— Вика! — вырвалось у нее. Конечно, это было глупо, тень не могла откликнуться на это имя, ведь Вика никогда, никогда — она была…
Тень резко остановилась, словно налетела на какое-то препятствие, и так же резко развернулась, уже знакомым жестом прижав ладони к несуществующему стеклу. Кира бросилась к ней, но добежать не успела — два гигантских черных пса налетели на тень с разных сторон, вцепились, рванули куда-то в глубь стены, и все исчезло. Кира ощутила в ушах беззвучный вопль боли, подломилась в коленях и упала, сунувшись лицом в пыльный палас.
Когда через несколько минут она подняла голову стены были пусты. Осталась только ее собственная тень, скорчившаяся неподалеку. Тихо колыхалось пламя свечей, и Кира вздрогнула, когда из столовой донесся бой часов, возвещающих о наступлении четвертого часа. Она кое-как встала, подошла к окну и отодвинула штору.

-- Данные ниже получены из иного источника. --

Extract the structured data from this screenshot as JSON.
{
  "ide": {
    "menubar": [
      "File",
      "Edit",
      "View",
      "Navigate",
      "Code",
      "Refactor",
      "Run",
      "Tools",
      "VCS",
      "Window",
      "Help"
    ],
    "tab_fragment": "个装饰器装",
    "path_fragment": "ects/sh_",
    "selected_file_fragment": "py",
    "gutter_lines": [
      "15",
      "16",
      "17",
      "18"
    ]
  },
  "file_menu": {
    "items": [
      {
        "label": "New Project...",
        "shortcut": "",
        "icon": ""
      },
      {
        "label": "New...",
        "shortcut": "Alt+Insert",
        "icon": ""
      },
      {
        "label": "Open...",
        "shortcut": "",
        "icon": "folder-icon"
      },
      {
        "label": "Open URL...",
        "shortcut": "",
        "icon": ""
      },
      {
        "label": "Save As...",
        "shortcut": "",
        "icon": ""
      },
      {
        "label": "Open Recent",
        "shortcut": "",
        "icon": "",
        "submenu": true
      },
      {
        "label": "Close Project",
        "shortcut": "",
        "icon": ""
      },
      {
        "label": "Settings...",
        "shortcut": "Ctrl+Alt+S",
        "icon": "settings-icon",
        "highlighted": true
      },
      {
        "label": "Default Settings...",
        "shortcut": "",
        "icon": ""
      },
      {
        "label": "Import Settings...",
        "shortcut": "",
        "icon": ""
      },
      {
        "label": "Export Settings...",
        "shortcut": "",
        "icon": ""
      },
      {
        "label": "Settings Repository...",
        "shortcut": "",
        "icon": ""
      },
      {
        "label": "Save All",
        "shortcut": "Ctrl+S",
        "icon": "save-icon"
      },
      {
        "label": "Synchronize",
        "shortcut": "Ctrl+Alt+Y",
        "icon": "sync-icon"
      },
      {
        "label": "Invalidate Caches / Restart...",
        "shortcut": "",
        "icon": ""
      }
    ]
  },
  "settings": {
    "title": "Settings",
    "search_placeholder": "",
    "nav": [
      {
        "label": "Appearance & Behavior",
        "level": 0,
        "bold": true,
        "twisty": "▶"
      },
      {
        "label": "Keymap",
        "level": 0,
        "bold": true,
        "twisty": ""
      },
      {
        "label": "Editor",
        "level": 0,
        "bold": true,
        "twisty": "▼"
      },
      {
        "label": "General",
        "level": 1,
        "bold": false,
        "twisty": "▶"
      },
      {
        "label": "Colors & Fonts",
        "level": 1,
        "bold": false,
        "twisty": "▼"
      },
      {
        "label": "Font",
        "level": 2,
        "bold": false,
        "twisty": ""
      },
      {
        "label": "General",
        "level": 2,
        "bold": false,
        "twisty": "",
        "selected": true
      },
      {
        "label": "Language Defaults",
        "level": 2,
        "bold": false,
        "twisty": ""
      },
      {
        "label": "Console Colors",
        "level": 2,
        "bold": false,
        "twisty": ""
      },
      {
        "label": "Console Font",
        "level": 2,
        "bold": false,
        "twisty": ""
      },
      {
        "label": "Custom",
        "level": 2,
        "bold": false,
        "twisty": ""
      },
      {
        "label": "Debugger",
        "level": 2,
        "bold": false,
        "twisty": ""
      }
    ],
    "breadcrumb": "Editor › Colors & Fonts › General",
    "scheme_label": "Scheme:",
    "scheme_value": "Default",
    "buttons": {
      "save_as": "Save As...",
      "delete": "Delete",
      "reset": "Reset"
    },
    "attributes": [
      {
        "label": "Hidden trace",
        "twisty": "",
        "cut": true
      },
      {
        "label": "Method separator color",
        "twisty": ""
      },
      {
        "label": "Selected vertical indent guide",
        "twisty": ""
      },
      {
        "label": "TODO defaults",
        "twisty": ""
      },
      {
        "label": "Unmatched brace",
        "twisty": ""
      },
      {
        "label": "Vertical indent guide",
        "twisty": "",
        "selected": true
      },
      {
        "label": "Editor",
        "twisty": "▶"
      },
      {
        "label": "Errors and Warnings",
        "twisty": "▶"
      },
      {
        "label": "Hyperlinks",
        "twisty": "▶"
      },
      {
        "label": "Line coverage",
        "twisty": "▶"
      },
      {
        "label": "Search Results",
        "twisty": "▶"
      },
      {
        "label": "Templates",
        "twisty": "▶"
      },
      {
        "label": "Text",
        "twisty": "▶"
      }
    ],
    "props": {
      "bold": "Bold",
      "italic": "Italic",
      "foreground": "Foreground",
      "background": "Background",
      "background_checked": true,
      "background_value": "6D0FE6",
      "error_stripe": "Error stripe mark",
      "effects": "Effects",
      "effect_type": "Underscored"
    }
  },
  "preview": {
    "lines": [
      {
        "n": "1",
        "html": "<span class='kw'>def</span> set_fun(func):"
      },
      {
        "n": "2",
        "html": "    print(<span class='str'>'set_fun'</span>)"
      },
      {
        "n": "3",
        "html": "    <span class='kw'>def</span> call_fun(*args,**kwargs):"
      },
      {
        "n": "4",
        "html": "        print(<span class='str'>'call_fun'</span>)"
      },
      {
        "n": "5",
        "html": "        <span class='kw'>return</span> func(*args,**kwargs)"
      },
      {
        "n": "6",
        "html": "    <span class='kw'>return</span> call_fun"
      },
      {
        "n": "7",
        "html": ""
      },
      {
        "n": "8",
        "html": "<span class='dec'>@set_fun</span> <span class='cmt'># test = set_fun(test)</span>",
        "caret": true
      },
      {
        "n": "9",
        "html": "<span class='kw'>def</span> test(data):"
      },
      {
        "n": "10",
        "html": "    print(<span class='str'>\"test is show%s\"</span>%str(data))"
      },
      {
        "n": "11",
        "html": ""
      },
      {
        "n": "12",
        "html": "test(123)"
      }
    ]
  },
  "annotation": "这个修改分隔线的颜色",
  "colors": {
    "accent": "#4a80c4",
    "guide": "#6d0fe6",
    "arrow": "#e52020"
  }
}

Ночь уже начинала утрачивать свою густоту, и неслышными шагами к ее границе подступал рассвет. Кира выпустила штору, отошла к стене и зажгла свет, потом начала ходить по квартире, гася свечи и убирая канделябры. Ее глаза тускло, невидяще смотрели перед собой.
Черные тени на стенах ее квартиры — тени пропавших людей. Среди них Юля, значит, это действительно так. Наверное, все эти люди действительно мертвы, и может, именно поэтому такими живыми кажутся их тени. Но сейчас не это важно, и даже страшные черные клыкастые стражи не важны, хоть все это и чертовски напоминает охраняемый псами концлагерь… Важно то, почему Вика среди них. Почему ее тень теперь тоже черна и словно живет сама по себе — слышит ее голос и знает свое имя… Да, Вика тоже пропала, но ведь она не имеет никакого отношения к этому месту. И ведь бабка — бабка-то умерла! Больше некому теперь — некому… или все-таки кто-то остался? Может, тот же, кто и Владу убил? Может, и ее тень где-то тут, если поискать… нет, ну что это — тени туда-сюда носят, что ли?!.. но может, тут уже и тень Сергея?..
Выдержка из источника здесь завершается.